On Behalf of | Oct 6, 2020 | Workers' Compensation |

Complex regional pain syndrome, or CRPS, is a rare but debilitating complication of severe workplace injuries. Nerve damage to the affected area leads to intense chronic pain and mobility issues. 

Explore the symptoms of CRPS to determine whether you or a loved one may suffer from this condition after an injury at work. 

What are the symptoms of CRPS?

Most people with this condition describe a burning pain in the injured area. Often, the pain associated with CRPS exceeds the pain of the initial injury. Other signs of CRPS include: 

  • Sensitivity 
  • Swelling 
  • Temperature or color changes in the affected area 
  • Muscle atrophy 
  • Mobility limitations 

While symptoms typically start just in the injured body part, they often worsen and spread. 

How do doctors diagnose CRPS?

Although CRPS is most common for women ages 20 to 40, anyone can have this complication after an injury. Fractures, impact injuries and crush injuries are most commonly associated with CRPS. The doctor will take a full medical history and rule out other conditions to make a diagnosis. 
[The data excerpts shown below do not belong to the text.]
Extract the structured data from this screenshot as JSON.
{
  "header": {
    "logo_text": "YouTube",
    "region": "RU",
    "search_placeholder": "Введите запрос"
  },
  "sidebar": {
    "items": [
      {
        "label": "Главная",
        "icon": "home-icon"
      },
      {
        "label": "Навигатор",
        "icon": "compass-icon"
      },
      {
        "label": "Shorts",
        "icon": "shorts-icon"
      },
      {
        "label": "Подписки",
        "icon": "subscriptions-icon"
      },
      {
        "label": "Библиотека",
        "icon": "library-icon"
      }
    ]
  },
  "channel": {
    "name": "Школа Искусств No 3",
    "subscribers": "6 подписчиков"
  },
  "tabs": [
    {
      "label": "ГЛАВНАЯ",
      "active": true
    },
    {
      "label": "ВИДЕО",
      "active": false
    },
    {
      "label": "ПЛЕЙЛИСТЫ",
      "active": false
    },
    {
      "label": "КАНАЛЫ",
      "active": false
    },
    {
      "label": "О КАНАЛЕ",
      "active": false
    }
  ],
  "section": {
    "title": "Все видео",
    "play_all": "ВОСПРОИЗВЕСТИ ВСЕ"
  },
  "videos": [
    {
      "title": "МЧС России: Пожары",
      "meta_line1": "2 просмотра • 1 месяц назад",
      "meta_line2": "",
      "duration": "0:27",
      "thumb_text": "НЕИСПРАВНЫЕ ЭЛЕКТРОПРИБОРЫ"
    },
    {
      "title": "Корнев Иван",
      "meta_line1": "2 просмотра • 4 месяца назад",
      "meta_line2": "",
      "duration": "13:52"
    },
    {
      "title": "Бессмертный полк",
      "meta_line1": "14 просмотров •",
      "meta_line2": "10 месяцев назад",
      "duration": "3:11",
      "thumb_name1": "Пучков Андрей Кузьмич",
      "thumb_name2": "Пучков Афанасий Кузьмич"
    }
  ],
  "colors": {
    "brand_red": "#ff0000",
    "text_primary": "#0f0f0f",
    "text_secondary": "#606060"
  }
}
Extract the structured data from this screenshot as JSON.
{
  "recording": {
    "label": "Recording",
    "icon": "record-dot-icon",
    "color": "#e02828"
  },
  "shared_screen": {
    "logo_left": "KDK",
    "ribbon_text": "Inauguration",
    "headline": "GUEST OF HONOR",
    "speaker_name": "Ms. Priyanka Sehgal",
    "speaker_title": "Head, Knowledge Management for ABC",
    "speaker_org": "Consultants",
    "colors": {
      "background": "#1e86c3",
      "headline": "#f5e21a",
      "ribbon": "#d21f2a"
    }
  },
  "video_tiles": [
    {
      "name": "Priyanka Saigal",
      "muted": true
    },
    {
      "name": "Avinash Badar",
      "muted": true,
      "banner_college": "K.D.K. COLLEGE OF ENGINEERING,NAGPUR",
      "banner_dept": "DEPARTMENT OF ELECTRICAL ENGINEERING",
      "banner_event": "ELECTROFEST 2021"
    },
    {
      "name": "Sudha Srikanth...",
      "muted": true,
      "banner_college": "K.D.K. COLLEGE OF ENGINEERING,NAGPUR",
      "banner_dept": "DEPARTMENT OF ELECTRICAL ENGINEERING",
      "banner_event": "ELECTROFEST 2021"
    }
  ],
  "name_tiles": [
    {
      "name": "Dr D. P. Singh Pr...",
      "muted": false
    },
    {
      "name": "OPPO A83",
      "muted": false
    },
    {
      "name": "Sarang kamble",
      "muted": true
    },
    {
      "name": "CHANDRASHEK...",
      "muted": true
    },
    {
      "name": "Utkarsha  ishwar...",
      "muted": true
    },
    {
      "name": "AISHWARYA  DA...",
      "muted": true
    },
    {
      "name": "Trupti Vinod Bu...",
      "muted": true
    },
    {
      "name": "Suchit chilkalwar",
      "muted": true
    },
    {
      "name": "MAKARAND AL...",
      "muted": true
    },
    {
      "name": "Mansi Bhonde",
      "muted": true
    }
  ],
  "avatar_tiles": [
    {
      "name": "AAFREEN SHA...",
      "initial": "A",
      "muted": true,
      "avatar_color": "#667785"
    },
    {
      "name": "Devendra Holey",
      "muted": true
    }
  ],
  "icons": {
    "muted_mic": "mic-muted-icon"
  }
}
If you or a loved one has CRPS, you may face years of chronic pain and associated rehabilitation and treatments. Doctors recommend a pain management plan that combines psychotherapy, mental health care, prescription and over-the-counter medications, occupational therapy, and physical therapy. 

After a workplace injury, the employer’s workers’ compensation insurance plan must cover necessary medical expenses. In Virginia, you must notify your employer within 60 days of the work-related accident or diagnosis to remain eligible for workers’ compensation. You have legal recourse if the company denies your claim associated with CRPS.